Eu percebo a vida como um mistério, como uma terra desconhecida que se oferece a cada um de nós como aventura e desafio. Viver é ser desafiado a todo instante, e como são necessários esses desafios para crescermos. Eles nos colocam na vida de uma forma mais responsável.
Acredito piamente que cada dia traz consigo as suas surpresas, carregadas de tantas possibilidades. As opções podem ser muitas, cabe escolhermos uma dentre tantas que nos são oferecidas. Logo quando decidir-me a fazer uma experiência diferente de vida, quando recebi de Deus um chamado especial para dedicar toda a minha vida no exercício do bem na pessoa do pobre como um consagrado, trouxe gravado a fogo no meu coração a certeza de que “a vida faz cada um experimentar as conseqüências da própria escolha”. Cada acontecimento sendo ele bom ou ruim trás as conseqüências das opções feitas.

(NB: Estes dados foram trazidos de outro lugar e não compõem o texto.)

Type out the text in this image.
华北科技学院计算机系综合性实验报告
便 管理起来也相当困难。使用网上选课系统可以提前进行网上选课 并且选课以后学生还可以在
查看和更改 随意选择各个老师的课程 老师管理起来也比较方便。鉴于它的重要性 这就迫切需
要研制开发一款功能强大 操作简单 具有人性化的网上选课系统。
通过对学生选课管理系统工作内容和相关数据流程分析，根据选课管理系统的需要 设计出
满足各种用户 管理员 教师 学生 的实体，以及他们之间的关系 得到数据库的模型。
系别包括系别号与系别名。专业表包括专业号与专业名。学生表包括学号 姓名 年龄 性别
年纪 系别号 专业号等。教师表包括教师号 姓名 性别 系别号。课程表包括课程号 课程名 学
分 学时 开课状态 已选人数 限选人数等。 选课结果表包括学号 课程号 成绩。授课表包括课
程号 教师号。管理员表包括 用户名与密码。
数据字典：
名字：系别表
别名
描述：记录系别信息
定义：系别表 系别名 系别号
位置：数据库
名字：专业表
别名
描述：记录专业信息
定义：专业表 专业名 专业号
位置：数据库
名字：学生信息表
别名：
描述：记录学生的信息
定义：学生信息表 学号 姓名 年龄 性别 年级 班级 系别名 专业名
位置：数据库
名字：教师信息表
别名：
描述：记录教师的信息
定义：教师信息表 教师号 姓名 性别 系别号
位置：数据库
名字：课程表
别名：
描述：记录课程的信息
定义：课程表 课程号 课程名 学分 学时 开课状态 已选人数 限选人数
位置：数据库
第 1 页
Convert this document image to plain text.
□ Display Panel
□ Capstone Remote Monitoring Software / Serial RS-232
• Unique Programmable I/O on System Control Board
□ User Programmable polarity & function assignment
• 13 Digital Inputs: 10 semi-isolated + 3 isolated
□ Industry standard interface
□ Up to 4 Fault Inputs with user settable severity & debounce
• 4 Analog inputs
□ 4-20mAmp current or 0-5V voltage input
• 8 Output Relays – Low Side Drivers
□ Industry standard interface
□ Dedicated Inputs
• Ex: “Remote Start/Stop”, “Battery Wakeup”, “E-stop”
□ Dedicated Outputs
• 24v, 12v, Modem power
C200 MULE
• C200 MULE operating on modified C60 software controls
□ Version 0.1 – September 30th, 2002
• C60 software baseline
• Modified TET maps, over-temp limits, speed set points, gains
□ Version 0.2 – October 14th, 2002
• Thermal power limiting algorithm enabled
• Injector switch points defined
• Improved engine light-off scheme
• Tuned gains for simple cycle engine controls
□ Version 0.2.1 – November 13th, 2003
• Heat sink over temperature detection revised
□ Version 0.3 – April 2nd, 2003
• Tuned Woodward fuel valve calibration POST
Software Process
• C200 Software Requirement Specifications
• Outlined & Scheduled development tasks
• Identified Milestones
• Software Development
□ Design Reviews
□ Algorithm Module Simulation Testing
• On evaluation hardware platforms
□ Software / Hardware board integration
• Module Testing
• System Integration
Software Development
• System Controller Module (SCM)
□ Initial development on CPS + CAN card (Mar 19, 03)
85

Isto é um fato!
No meu período escolar não sabia muito bem o que queria da vida, não pensava muito no que escolheria para dedicar toda a minha vida. Na minha história fui percebendo a iniciativa de Deus chamando-me para o serviço consagrado. Logo atendi a sua voz e aos dezessete anos de idade entrei para um convento de religiosos em Vitória da Conquista no ano de 1998. Eu era fascinado pela vida de São Francisco de Assis e então decidi que seria franciscano. Percebi então que o homem é fundamentalmente um ser em busca de um significado. Se existe alguma coisa que o possa preservar, mesmo nas mais extremas situações, é a consciência de que a vida tem um sentido, não obstante nem sempre imediato. Eu buscava um sentido para minha vida, e este sentido, descobri sendo consagrado. Mas não deu certo permaneci na instituição por 1 ano 6 meses apenas.
Como a vida é um jogo que está sempre (re)começando, não desisti fácil dos meus objetivos, acredito que tenho uma certa teimosia que para mim é mais perseverança do teimosia. O que fiz? No ano de 2000 fui para Minas Gerais tentar mais uma vez a vida consagrada. Nas terras mineiras que tanto amo, tornei-me “baianeiro”, assim me chamavam por lá, uma mistura de baiano com mineiro. Desta terra trago saudade do pão de queijo, dos amigos que fiz por lá e de tantas outras coisas boas que aconteceu. Bom, lá na terrinha mineira fui recebido em uma comunidade de vida consagrada franciscana e teresiana depois de conviver por 6 meses com um sacerdote. E o que aconteceu? Não consegui atender os requisitos da comunidade e fui mandado embora com quase dois anos convivendo nesta realidade.
Voltando a Jequié resolvi retomar a vida. Tentei vestibular e nada; mas na terceira tentativa fui aprovado para o curso de Pedagogia.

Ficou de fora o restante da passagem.